The role of IT in the rollout of smart meters, including the deployment of MDM and new customer management and billing applications, has enhanced its standing within the business.  It’s also becoming evident that realizing the benefits of smart meter deployments – such as flexible pricing, improved customer understanding, and the deployment of new services – requires a significant investment in IT.  These developments are driving organizational and cultural changes as IT and OT teams learn to work together to meet common goals.  The need to define and deploy new IT systems to support the smart grid is driving greater collaboration between IT and OT and is also providing a set of common objectives that can bring diverse teams together. 

I had a chance to explore these issues at the recent Distribution Automation Europe conference in London.  At the conference, several distribution network operators – including ESB Networks in Ireland, Helsingin Energia in Finland and Stedin in the Netherland – presented on the work they have been doing on network self-healing systems to reduce the impact of network failures.  There were also overviews of automation programs for MV and LV networks from SP Energy Networks in the UK, Vattenfall Finland, Alliander (the Netherlands) and Endesa and Gas Natural Fenosa and in Spain. 

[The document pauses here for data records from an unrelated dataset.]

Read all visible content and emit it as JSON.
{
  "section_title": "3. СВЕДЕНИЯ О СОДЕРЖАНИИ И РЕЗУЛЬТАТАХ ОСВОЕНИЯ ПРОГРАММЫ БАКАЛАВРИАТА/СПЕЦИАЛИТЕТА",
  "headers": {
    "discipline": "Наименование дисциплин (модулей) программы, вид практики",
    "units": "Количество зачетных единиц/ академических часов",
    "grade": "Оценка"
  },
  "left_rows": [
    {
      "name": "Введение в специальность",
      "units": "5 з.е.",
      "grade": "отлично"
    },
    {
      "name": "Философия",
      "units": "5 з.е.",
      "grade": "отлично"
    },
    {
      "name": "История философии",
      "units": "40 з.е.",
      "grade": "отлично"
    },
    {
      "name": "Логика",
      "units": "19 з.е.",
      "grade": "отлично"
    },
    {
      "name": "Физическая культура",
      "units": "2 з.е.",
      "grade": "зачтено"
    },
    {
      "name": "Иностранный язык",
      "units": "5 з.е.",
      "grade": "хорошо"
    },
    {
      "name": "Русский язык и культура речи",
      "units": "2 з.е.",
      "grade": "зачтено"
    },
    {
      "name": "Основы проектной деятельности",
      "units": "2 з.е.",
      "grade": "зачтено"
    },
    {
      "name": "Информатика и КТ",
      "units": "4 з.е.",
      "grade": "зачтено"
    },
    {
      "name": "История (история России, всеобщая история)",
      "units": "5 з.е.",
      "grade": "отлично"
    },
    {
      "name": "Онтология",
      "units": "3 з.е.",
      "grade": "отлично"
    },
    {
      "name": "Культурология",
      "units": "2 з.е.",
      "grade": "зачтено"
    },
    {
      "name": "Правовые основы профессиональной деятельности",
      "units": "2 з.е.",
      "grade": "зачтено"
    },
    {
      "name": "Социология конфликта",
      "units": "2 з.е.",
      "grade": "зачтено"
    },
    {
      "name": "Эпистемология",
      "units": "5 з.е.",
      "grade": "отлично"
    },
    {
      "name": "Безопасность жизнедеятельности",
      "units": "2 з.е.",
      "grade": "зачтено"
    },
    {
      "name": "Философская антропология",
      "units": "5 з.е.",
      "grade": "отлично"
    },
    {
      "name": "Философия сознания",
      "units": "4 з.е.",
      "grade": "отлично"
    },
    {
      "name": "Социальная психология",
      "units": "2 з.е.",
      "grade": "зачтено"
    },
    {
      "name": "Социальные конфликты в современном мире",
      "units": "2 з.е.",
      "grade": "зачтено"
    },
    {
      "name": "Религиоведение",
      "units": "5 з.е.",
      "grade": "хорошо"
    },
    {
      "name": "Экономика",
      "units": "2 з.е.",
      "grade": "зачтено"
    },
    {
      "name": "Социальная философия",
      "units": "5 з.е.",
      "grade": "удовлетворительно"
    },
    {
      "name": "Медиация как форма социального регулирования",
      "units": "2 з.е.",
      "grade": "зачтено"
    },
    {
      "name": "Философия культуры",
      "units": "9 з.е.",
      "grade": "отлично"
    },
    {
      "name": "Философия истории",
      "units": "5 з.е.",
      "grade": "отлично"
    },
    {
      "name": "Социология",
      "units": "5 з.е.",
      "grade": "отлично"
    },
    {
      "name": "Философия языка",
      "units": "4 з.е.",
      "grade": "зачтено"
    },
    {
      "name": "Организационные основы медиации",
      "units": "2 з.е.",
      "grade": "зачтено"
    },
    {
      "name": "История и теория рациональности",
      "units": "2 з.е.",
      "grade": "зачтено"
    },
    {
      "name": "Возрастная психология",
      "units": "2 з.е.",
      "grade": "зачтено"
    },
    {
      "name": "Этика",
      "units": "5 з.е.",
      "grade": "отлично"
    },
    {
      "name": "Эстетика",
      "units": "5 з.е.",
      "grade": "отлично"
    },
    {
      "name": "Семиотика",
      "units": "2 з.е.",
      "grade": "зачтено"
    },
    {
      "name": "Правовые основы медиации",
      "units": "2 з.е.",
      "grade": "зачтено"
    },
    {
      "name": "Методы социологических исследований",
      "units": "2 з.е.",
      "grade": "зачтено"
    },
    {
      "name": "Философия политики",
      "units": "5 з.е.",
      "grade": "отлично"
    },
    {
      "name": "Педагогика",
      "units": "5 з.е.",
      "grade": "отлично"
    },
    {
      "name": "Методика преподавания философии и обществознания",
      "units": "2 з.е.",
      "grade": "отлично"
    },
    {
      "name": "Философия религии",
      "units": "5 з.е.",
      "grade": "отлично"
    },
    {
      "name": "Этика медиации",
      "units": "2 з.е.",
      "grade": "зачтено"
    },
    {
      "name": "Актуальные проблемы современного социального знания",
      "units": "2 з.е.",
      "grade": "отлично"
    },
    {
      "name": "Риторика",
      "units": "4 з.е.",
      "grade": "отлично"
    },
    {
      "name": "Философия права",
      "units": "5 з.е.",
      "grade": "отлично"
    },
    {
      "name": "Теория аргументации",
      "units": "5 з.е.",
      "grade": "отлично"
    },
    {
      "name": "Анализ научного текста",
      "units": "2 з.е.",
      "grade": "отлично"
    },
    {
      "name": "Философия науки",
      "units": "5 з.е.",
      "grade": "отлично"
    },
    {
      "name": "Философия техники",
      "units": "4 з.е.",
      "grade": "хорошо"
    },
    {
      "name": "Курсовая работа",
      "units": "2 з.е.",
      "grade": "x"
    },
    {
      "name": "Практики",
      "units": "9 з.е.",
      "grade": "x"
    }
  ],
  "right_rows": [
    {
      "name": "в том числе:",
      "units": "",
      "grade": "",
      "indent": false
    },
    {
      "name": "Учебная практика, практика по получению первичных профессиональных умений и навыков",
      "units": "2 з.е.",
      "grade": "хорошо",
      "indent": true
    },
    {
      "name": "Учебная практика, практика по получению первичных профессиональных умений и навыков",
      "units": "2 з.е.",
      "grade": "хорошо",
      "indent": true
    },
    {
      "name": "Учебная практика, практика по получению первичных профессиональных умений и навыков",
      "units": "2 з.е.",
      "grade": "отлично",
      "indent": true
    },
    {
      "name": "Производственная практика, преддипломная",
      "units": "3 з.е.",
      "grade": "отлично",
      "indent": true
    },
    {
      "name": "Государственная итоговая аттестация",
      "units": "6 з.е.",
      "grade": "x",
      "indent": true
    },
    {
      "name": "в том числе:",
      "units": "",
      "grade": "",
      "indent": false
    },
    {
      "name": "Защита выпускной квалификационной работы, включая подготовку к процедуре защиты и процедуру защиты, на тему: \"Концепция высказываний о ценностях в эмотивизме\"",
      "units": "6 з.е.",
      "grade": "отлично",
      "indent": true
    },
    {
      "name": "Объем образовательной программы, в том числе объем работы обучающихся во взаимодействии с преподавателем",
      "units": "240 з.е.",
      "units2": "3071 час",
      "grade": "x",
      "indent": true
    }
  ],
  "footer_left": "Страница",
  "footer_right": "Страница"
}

I was keen to understand how an audience largely made up of distribution power engineers saw the role of IT.  As I listened to the speakers, it became evident that IT is having an impact on distribution network management at three different levels.

The first, and most obvious, impact is via the deployment of new IT systems to support increased levels of automation and intelligence in the network.  Many of the projects described at the conference covered engineering solutions requiring little or limited IT support.  However, as these trials move into larger scale deployments, IT will have a vital role in monitoring and managing a more automated network.  Deploying distribution automation and other smart grid technologies requires consistent, accurate and accessible data on the state of the network.  Several speakers alluded to the fact that this is driving investment in new or upgraded distribution management systems (DMS), as well as new outage management and asset management systems. 

The second and less tangible influence that IT is having is on the way engineering solutions are designed and deployed.  Utilities and grid operators must move away from a traditional project-by-project view of network engineering improvements to a platform perspective more familiar to IT projects.  The smart grid requires an architectural approach in terms of standardization and the use of common communication and integration platforms.  The increased adaptability required of distribution networks also means that “loosely-coupled” integration will become more important at the network data level, allowing new applications and projects to share data in a rapid, cost effective and yet secure manner.

The third level of impact is organizational.  The importance of improving cooperation across IT and operational technology (OT) functions within utilities was evident in the discussion following my own presentation on smart grid IT.  How will IT and OT work together in future, I asked, and how can the historic barriers between departments be overcome?  Even in the smallish group of utilities present, several paths were being explored for IT/OT collaboration, including bringing IT innovators into the operations team and giving the CIO a greater role in helping define a smart grid strategy. 

These discussions about IT/OT relationships in Europe echoed similar conversations we have had with North American utilities during the research for the new Pike Research report on Smart Grid Enterprise Architecture.  This is an area that is gaining growing attention in utilities around the world as they adapt to the requirements for successful smart grid deployments.  How the relationship between IT and OT evolves will be one of the shaping factors for the utility business of the future.